In effetti, certe soluzioni urlate mostrano soltanto quanto sia inadeguato il livello di repressione messo in atto fino ad oggi e quanto fragile sia la volontà di estirpare alla radice il problema. Basterebbe considerare questi soggetti per quello che sono: criminali. Con questo appellativo che vanno giudicati, e come tali vanno perseguiti penalmente, con pene certe e senza possibilità di appello. Si parla tanto di pirateria, come di quel male che uccide il calcio, ma si ignorano gli scandali ai quali assistiamo impotenti da oltre 20 anni e la violenza che ne fa da corollario.
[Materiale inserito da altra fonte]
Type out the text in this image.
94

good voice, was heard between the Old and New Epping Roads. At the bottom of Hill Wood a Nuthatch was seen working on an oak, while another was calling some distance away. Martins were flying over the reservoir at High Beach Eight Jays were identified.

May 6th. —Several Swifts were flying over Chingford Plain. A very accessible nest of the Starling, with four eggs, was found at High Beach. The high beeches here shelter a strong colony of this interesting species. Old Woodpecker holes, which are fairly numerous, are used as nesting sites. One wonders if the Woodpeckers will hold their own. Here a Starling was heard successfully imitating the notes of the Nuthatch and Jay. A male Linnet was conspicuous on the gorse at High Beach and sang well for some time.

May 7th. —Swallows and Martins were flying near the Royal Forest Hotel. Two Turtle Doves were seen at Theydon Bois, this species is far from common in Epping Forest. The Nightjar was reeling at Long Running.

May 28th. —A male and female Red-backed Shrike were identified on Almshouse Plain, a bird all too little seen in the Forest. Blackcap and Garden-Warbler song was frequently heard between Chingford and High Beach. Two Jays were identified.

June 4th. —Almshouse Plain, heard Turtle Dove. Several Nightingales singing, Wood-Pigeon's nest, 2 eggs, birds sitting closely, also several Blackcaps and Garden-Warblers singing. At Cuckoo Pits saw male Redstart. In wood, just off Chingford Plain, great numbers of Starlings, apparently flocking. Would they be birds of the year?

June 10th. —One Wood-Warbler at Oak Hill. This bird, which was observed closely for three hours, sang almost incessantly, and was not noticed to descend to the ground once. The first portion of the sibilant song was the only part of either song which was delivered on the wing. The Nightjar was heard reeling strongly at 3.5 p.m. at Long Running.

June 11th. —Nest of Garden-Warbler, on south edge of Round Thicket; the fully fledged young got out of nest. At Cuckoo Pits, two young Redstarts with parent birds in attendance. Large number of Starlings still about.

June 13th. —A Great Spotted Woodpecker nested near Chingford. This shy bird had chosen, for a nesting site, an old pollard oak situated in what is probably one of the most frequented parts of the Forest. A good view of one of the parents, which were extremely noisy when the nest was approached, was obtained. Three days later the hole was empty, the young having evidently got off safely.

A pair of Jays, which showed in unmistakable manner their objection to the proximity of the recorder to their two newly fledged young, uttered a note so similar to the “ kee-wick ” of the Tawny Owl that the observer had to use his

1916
Si sente più volte parlare del modello Premier in ottica economica, ma perché nessuno mai ha provato a replicare il modello della Thatcher, che nel giro di pochi anni ha ridimensionato il fenomeno degli hooligans - vera e propria piaga fino alla fine degli anni ’80 - oggi ormai scomparso? È evidentemente più facile chiudere uno stadio e far credere all’opinione pubblica di aver fatto la voce grossa che punire i responsabili. Un modo di fare molto triste e maledettamente made in Italy.